L’augmentation des prix payés aux paysans est un premier effet notable de l’accompagnement l’ Avsf à la coopérative Fanohana. Elle est par ailleurs devenue la 1ère organisation du pays à exporter directement sa production de litchi, source de fierté de ses adhérents. L’organisation est parvenue à collecter le litchi de ses producteurs associés à un prix de 600 Ar/kg (environ 0,21 €) durant toute la campagne, alors que les acheteurs locaux payaient 500 Ar/kg (0,18 €) en début de campagne, puis baissaient leurs prix jusqu’à atteindre 300 Ar/kg en fin de campagne (0,11 €). Ces prix plus élevés ont amené les producteurs adhérents à mieux prendre soin de la qualité de leurs cultures et à renouveler leur matériel végétal. Les succès rencontrés par les membres ont incité d’autres paysans issus des communautés voisines à rejoindre la coopérative. L’organisation a ainsi vu sa base sociale passer de 152 familles membres en 2011 à 361 en 2013.
Outre l’augmentation progressive des revenus des familles membres de la coopérative, Fanohana est devenu un acteur local du développement communautaire, grâce à l’utilisation de la prime du commerce équitable : 17 millions d’Ar en 2011 (environ 6 000 €) et 34 millions d’Ar en 2012 (environ 12 140 €). Celle-ci a permis la mise en place de greniers à riz, la réfection d’une salle de classe, le paiement des salaires de deux enseignants, l’organisation d’une action de reboisement, la construction d’une cuisine pour un dispensaire communautaire, d’un pont et la réfection de pistes rurales.

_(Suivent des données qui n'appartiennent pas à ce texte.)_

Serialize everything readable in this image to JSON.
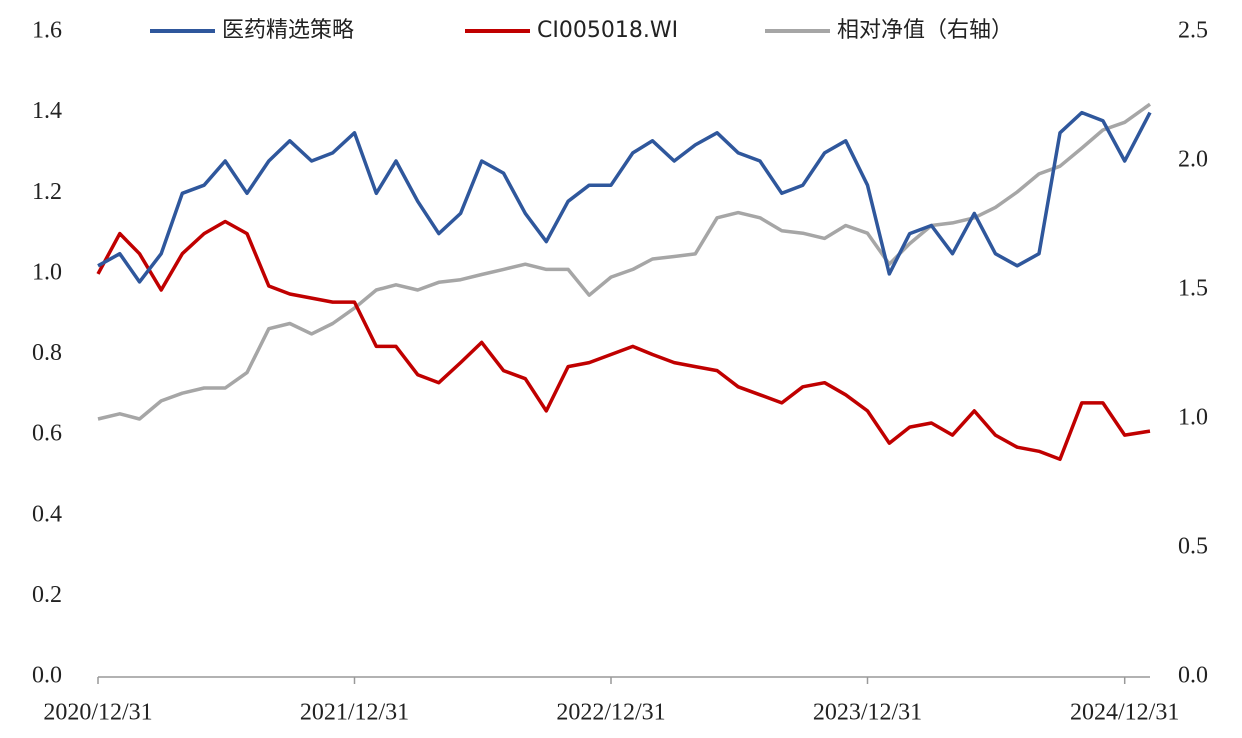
{
  "chart_data": {
    "type": "line",
    "x": [
      "2020/12/31",
      "2021/01/31",
      "2021/02/28",
      "2021/03/31",
      "2021/04/30",
      "2021/05/31",
      "2021/06/30",
      "2021/07/31",
      "2021/08/31",
      "2021/09/30",
      "2021/10/31",
      "2021/11/30",
      "2021/12/31",
      "2022/01/31",
      "2022/02/28",
      "2022/03/31",
      "2022/04/30",
      "2022/05/31",
      "2022/06/30",
      "2022/07/31",
      "2022/08/31",
      "2022/09/30",
      "2022/10/31",
      "2022/11/30",
      "2022/12/31",
      "2023/01/31",
      "2023/02/28",
      "2023/03/31",
      "2023/04/30",
      "2023/05/31",
      "2023/06/30",
      "2023/07/31",
      "2023/08/31",
      "2023/09/30",
      "2023/10/31",
      "2023/11/30",
      "2023/12/31",
      "2024/01/31",
      "2024/02/29",
      "2024/03/31",
      "2024/04/30",
      "2024/05/31",
      "2024/06/30",
      "2024/07/31",
      "2024/08/31",
      "2024/09/30",
      "2024/10/31",
      "2024/11/30",
      "2024/12/31",
      "2025/02/05"
    ],
    "xlim": [
      "2020/12/31",
      "2025/02/05"
    ],
    "xticks": [
      "2020/12/31",
      "2021/12/31",
      "2022/12/31",
      "2023/12/31",
      "2024/12/31"
    ],
    "ylim": [
      0,
      1.6
    ],
    "yticks": [
      {
        "value": 0,
        "label": "0.0"
      },
      0.2,
      0.4,
      0.6,
      0.8,
      {
        "value": 1,
        "label": "1.0"
      },
      1.2,
      1.4,
      1.6
    ],
    "y2lim": [
      0,
      2.5
    ],
    "y2ticks": [
      {
        "value": 0,
        "label": "0.0"
      },
      0.5,
      {
        "value": 1,
        "label": "1.0"
      },
      1.5,
      {
        "value": 2,
        "label": "2.0"
      },
      2.5
    ],
    "grid": false,
    "series": [
      {
        "name": "医药精选策略",
        "color": "#2f579c",
        "values": [
          1.02,
          1.05,
          0.98,
          1.05,
          1.2,
          1.22,
          1.28,
          1.2,
          1.28,
          1.33,
          1.28,
          1.3,
          1.35,
          1.2,
          1.28,
          1.18,
          1.1,
          1.15,
          1.28,
          1.25,
          1.15,
          1.08,
          1.18,
          1.22,
          1.22,
          1.3,
          1.33,
          1.28,
          1.32,
          1.35,
          1.3,
          1.28,
          1.2,
          1.22,
          1.3,
          1.33,
          1.22,
          1.0,
          1.1,
          1.12,
          1.05,
          1.15,
          1.05,
          1.02,
          1.05,
          1.35,
          1.4,
          1.38,
          1.28,
          1.4
        ]
      },
      {
        "name": "CI005018.WI",
        "color": "#c00000",
        "values": [
          1.0,
          1.1,
          1.05,
          0.96,
          1.05,
          1.1,
          1.13,
          1.1,
          0.97,
          0.95,
          0.94,
          0.93,
          0.93,
          0.82,
          0.82,
          0.75,
          0.73,
          0.78,
          0.83,
          0.76,
          0.74,
          0.66,
          0.77,
          0.78,
          0.8,
          0.82,
          0.8,
          0.78,
          0.77,
          0.76,
          0.72,
          0.7,
          0.68,
          0.72,
          0.73,
          0.7,
          0.66,
          0.58,
          0.62,
          0.63,
          0.6,
          0.66,
          0.6,
          0.57,
          0.56,
          0.54,
          0.68,
          0.68,
          0.6,
          0.61
        ]
      },
      {
        "name": "相对净值（右轴）",
        "color": "#a6a6a6",
        "axis": "y2",
        "values": [
          1.0,
          1.02,
          1.0,
          1.07,
          1.1,
          1.12,
          1.12,
          1.18,
          1.35,
          1.37,
          1.33,
          1.37,
          1.43,
          1.5,
          1.52,
          1.5,
          1.53,
          1.54,
          1.56,
          1.58,
          1.6,
          1.58,
          1.58,
          1.48,
          1.55,
          1.58,
          1.62,
          1.63,
          1.64,
          1.78,
          1.8,
          1.78,
          1.73,
          1.72,
          1.7,
          1.75,
          1.72,
          1.6,
          1.68,
          1.75,
          1.76,
          1.78,
          1.82,
          1.88,
          1.95,
          1.98,
          2.05,
          2.12,
          2.15,
          2.22
        ]
      }
    ]
  }
}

Le développement des activités de la coopérative a également engendré la création d’emplois : une équipe technique assurant la gestion de la coopérative (gérant, secrétaire comptable, responsable magasin et deux ouvriers), mais également une équipe de préparateurs pour la vanille et les épices qui peut compter jusqu’à 40 ouvriers journaliers.
Au vu des résultats commerciaux et financiers des dernières campagnes, la coopérative Fanohana est aujourd’hui en mesure d’offrir à davantage de familles paysannes un service en constante amélioration, et prévoit sa totale autonomie financière cette année.